When Compaq Computer announced a week and a half ago that its earnings for the most recent quarter were going to be half of what Wall Street had expected, the company's management team--including CEO Eckhard Pfeiffer and CFO Ed Mason--insisted that the shortfall was due mainly to conditions beyond their control. Slumping demand for PCs, pricing pressures, and concerns about the Y2K problem had all eaten into sales and profits, we were told.
Given Compaq's recent history, which has been characterized by a recurrent failure to manage its inventories well, by an incoherent strategic vision, and by difficulties in integrating its latest acquisition (Digital Equipment Corporation), Pfeiffer's insistence that he wasn't to blame seemed dubious. "Compaq's woes are more company-specific than industry-driven, even though Compaq will tell you the opposite," I wrote at the time. But there's been so much hand-wringing over a supposed slump in the demand for PCs, and Pfeiffer had such a great reputation because of the way he turned Compaq around in the early 1990s, that it seemed possible that he might escape from this latest debacle unscathed.
Thankfully, Ben Rosen came to the rescue. Rosen is a co-founder of Compaq and the company's chairman, and he runs Compaq's board of directors the way it should be run: with a complete willingness to replace top executives when they come up short. In 1991, Rosen brought in Pfeiffer to replace Rod Canion as CEO when Canion refused to acknowledge that Compaq needed to alter its cost structure radically to compete in the new world of PCs. And this past weekend, Rosen dismissed Pfeiffer, both because of what he's done in the past two years and because of what he was apparently incapable of doing in the future. (Until Compaq gets a new CEO, the company will be run by an interim triumvirate of directors, including Rosen himself.)
Although U.S. corporations have taken real strides in the field of corporate governance in the past decade, CEOs remain for the most part sacred cows. They're incredibly overcompensated when they succeed and only rarely dismissed when they fail. After a rash of high-profile dismissals in the early part of this decade--including the replacement of CEOs at companies such as GM, IBM, and Kodak--we have for the most part settled into a comfy state of affairs, in which as long as a CEO isn't actively conspiring to wreck a company, he can be pretty sure he won't be fired. That's what makes Rosen's decision to let Pfeiffer go so welcome.

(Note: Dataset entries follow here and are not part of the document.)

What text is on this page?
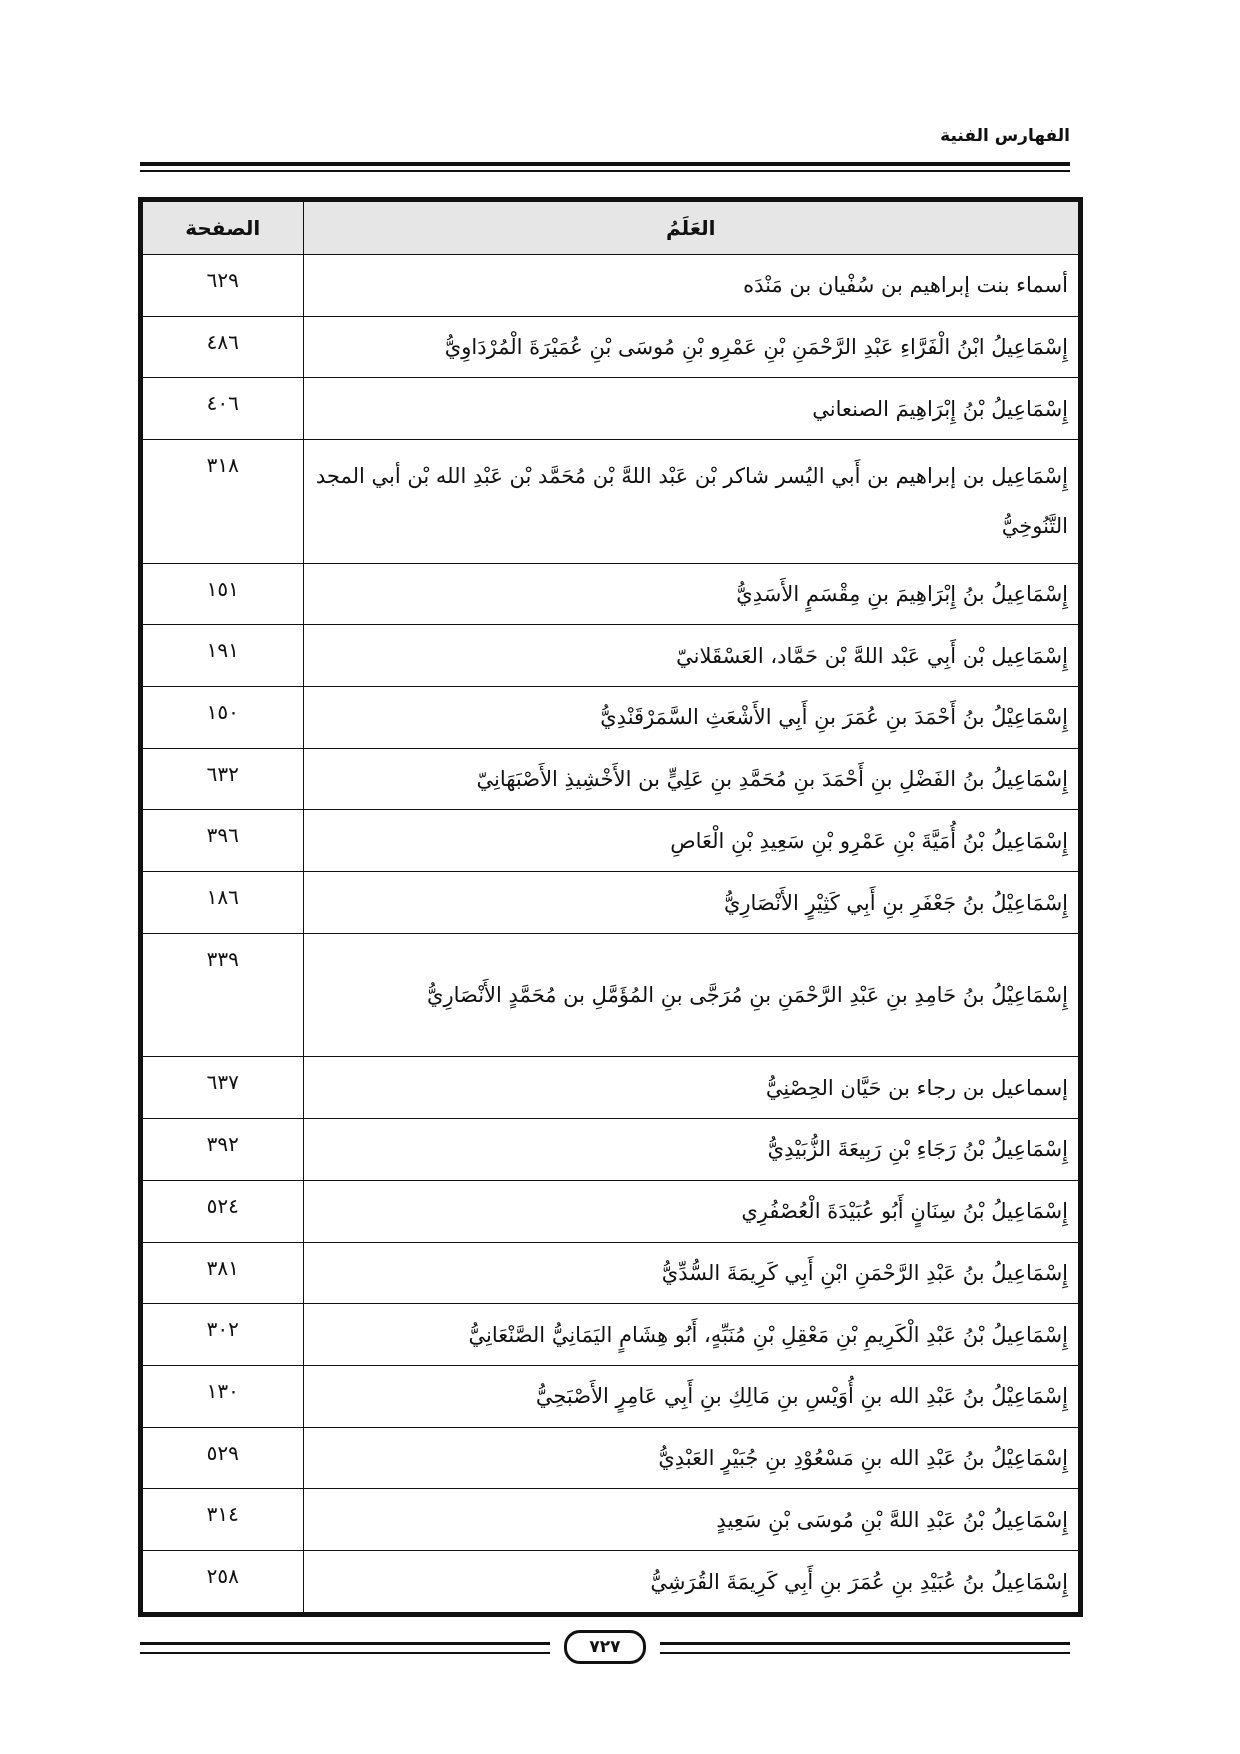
الفهارس الفنية
العَلَمُ	الصفحة
أسماء بنت إبراهيم بن سُفْيان بن مَنْدَه	٦٢٩
إِسْمَاعِيلُ ابْنُ الْفَرَّاءِ عَبْدِ الرَّحْمَنِ بْنِ عَمْرِو بْنِ مُوسَى بْنِ عُمَيْرَةَ الْمُرْدَاوِيُّ	٤٨٦
إِسْمَاعِيلُ بْنُ إِبْرَاهِيمَ الصنعاني	٤٠٦
إِسْمَاعِيل بن إبراهيم بن أَبي اليُسر شاكر بْن عَبْد اللهَّ بْن مُحَمَّد بْن عَبْدِ الله بْن أبي المجد التَّنُوخِيُّ	٣١٨
إِسْمَاعِيلُ بنُ إِبْرَاهِيمَ بنِ مِقْسَمٍ الأَسَدِيُّ	١٥١
إِسْمَاعِيل بْن أَبِي عَبْد اللهَّ بْن حَمَّاد، العَسْقَلانيّ	١٩١
إِسْمَاعِيْلُ بنُ أَحْمَدَ بنِ عُمَرَ بنِ أَبِي الأَشْعَثِ السَّمَرْقَنْدِيُّ	١٥٠
إِسْمَاعِيلُ بنُ الفَضْلِ بنِ أَحْمَدَ بنِ مُحَمَّدِ بنِ عَلِيٍّ بن الأَخْشِيذِ الأَصْبَهَانِيّ	٦٣٢
إِسْمَاعِيلُ بْنُ أُمَيَّةَ بْنِ عَمْرِو بْنِ سَعِيدِ بْنِ الْعَاصِ	٣٩٦
إِسْمَاعِيْلُ بنُ جَعْفَرِ بنِ أَبِي كَثِيْرٍ الأَنْصَارِيُّ	١٨٦
إِسْمَاعِيْلُ بنُ حَامِدِ بنِ عَبْدِ الرَّحْمَنِ بنِ مُرَجَّى بنِ المُؤَمَّلِ بن مُحَمَّدٍ الأَنْصَارِيُّ	٣٣٩
إسماعيل بن رجاء بن حَيَّان الحِصْنِيُّ	٦٣٧
إِسْمَاعِيلُ بْنُ رَجَاءِ بْنِ رَبِيعَةَ الزُّبَيْدِيُّ	٣٩٢
إِسْمَاعِيلُ بْنُ سِنَانٍ أَبُو عُبَيْدَةَ الْعُصْفُرِي	٥٢٤
إِسْمَاعِيلُ بنُ عَبْدِ الرَّحْمَنِ ابْنِ أَبِي كَرِيمَةَ السُّدِّيُّ	٣٨١
إِسْمَاعِيلُ بْنُ عَبْدِ الْكَرِيمِ بْنِ مَعْقِلِ بْنِ مُنَبِّهٍ، أَبُو هِشَامٍ اليَمَانِيُّ الصَّنْعَانِيُّ	٣٠٢
إِسْمَاعِيْلُ بنُ عَبْدِ الله بنِ أُوَيْسِ بنِ مَالِكِ بنِ أَبِي عَامِرٍ الأَصْبَحِيُّ	١٣٠
إِسْمَاعِيْلُ بنُ عَبْدِ الله بنِ مَسْعُوْدِ بنِ جُبَيْرٍ العَبْدِيُّ	٥٢٩
إِسْمَاعِيلُ بْنُ عَبْدِ اللهَّ بْنِ مُوسَى بْنِ سَعِيدٍ	٣١٤
إِسْمَاعِيلُ بنُ عُبَيْدِ بنِ عُمَرَ بنِ أَبِي كَرِيمَةَ القُرَشِيُّ	٢٥٨
٧٢٧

In an open letter to Compaq employees that was run as an advertisement on the back page of today's New York Times' business section, Rosen essentially said that while Pfeiffer had done a great job when he first arrived at Compaq, he was ill-equipped to deal with "a company on the frontier of change" and he was not "a leader capable of managing at Internet speed." Some of this is simple Internet hype. But Rosen was right to suggest that Pfeiffer seemed locked in an old way of doing business. It's not so much that Pfeiffer was necessarily incapable of managing in this new economy. It's that he didn't really seem to recognize that it existed.
Take Compaq's acquisition of Digital, a deal that forced the company to devote substantial resources to the problem of integration at a time when its core PC business was under dramatic attack from the likes of Dell and Gateway. The Digital acquisition seemed mainly designed to allow Compaq to meet Pfeiffer's goal of $50 billion in sales by the year 2000. But that goal itself seemed vaguely anachronistic. Who measures success by sales anymore? Who believes that size is in and of itself a good? At a time when the strongest technology companies seem driven by a single idea--Dell by its direct model, EMC by storage, Microsoft by software--Compaq decided that it wanted many different ideas under its umbrella. There are companies--most notably GE--that can do this and succeed. Compaq never showed signs of being one of those companies.

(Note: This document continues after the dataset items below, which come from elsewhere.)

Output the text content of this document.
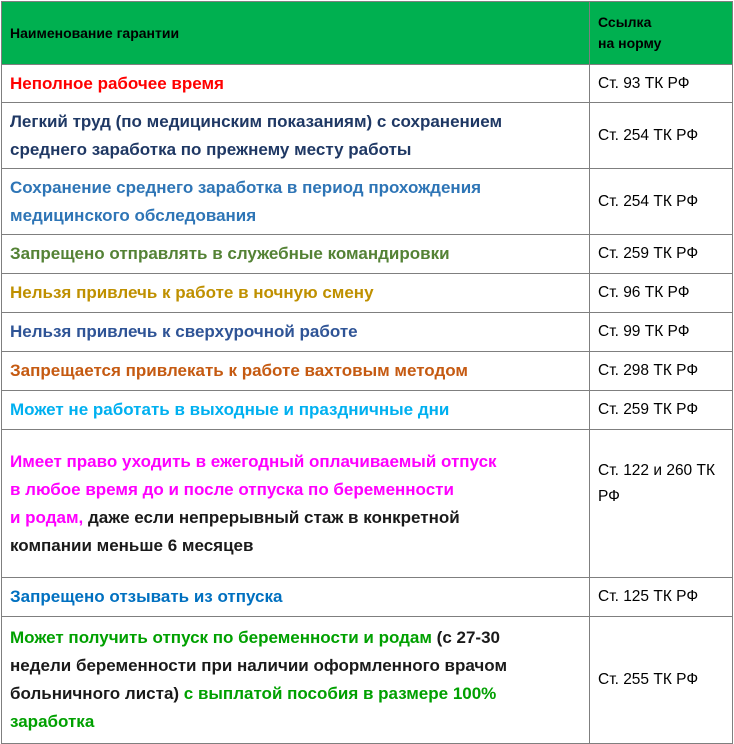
Наименование гарантии	Ссылка
на норму
Неполное рабочее время	Ст. 93 ТК РФ
Легкий труд (по медицинским показаниям) с сохранением
среднего заработка по прежнему месту работы	Ст. 254 ТК РФ
Сохранение среднего заработка в период прохождения
медицинского обследования	Ст. 254 ТК РФ
Запрещено отправлять в служебные командировки	Ст. 259 ТК РФ
Нельзя привлечь к работе в ночную смену	Ст. 96 ТК РФ
Нельзя привлечь к сверхурочной работе	Ст. 99 ТК РФ
Запрещается привлекать к работе вахтовым методом	Ст. 298 ТК РФ
Может не работать в выходные и праздничные дни	Ст. 259 ТК РФ
Имеет право уходить в ежегодный оплачиваемый отпуск
в любое время до и после отпуска по беременности
и родам, даже если непрерывный стаж в конкретной
компании меньше 6 месяцев	Ст. 122 и 260 ТК РФ
Запрещено отзывать из отпуска	Ст. 125 ТК РФ
Может получить отпуск по беременности и родам (с 27-30
недели беременности при наличии оформленного врачом
больничного листа) с выплатой пособия в размере 100%
заработка	Ст. 255 ТК РФ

In that sense, Rosen can be faulted for having waited so long to pull the plug on Pfeiffer, since Compaq has been mired in deep trouble for at least a couple of years. But Pfeiffer's record in the first part of this decade was stellar, which made it difficult to believe that he wouldn't be able to pull the rabbit out of the hat again. You want to dance with the one that brung you. But sometimes you find out that he just can't waltz.